15Feb10:18 amEST
Celebrating the Retreat
Despite a hot PPI inflation reading this morning sending rates on the 10-Year Note higher yet, equities seem far more focused on the apparent retreat and easing of tensions by Russian forces staving off imminent war with Ukraine for all the world to see.
As we saw in late-January through the beginning of this month, bear market rallies (in tech/growth) tend to be sharp and convincing, but ultimately doomed. Of course, many debate whether we are, in fact, in a bear market with respect to growth/tech, while others are convinced we put in major lows a few weeks prior even if we were in a bear.
My thinking here is that if we see the QQQ ETF fade back below $352 level today, an important technical level we have been tracking close with Members, then it opens the door to an entire fade of this Russia rally.

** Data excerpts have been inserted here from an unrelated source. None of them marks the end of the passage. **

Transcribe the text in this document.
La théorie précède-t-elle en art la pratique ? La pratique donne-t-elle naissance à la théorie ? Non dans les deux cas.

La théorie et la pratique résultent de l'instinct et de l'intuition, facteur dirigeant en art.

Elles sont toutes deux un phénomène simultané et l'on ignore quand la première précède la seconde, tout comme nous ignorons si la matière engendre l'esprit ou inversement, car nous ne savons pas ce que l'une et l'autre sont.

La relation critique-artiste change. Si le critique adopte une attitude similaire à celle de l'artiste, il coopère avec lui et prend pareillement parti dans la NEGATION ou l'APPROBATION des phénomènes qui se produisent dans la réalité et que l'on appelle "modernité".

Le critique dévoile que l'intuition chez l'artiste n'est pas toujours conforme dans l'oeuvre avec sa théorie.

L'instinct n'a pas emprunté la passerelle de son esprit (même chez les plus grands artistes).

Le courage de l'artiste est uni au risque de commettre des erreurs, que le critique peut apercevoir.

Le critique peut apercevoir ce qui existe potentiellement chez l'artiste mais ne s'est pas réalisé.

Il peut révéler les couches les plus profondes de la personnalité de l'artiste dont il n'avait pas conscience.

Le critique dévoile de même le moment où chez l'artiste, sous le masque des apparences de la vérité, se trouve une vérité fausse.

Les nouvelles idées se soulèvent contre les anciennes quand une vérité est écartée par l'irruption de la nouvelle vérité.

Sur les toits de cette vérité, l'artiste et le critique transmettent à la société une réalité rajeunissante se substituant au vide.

World War III or not, inflation is not going away anytime soon.
And, despite how many folks on television and social media are hellbent on saying that all things inflation have already been "priced in" by markets, I am convinced the parallels to early-2008 are similar insofar as the consensus back then being that the market had already "priced in" the subprime crisis as it was in the news every day back then the same way inflation is today.
Needless to say, the full effects of high and sticky inflation have not been priced into markets.
Also keep an eye on gold miners into this dip, with the GDX coming off its 200-day moving average, coinciding with the news which often makes for opportunity after the last few weeks of improved price action.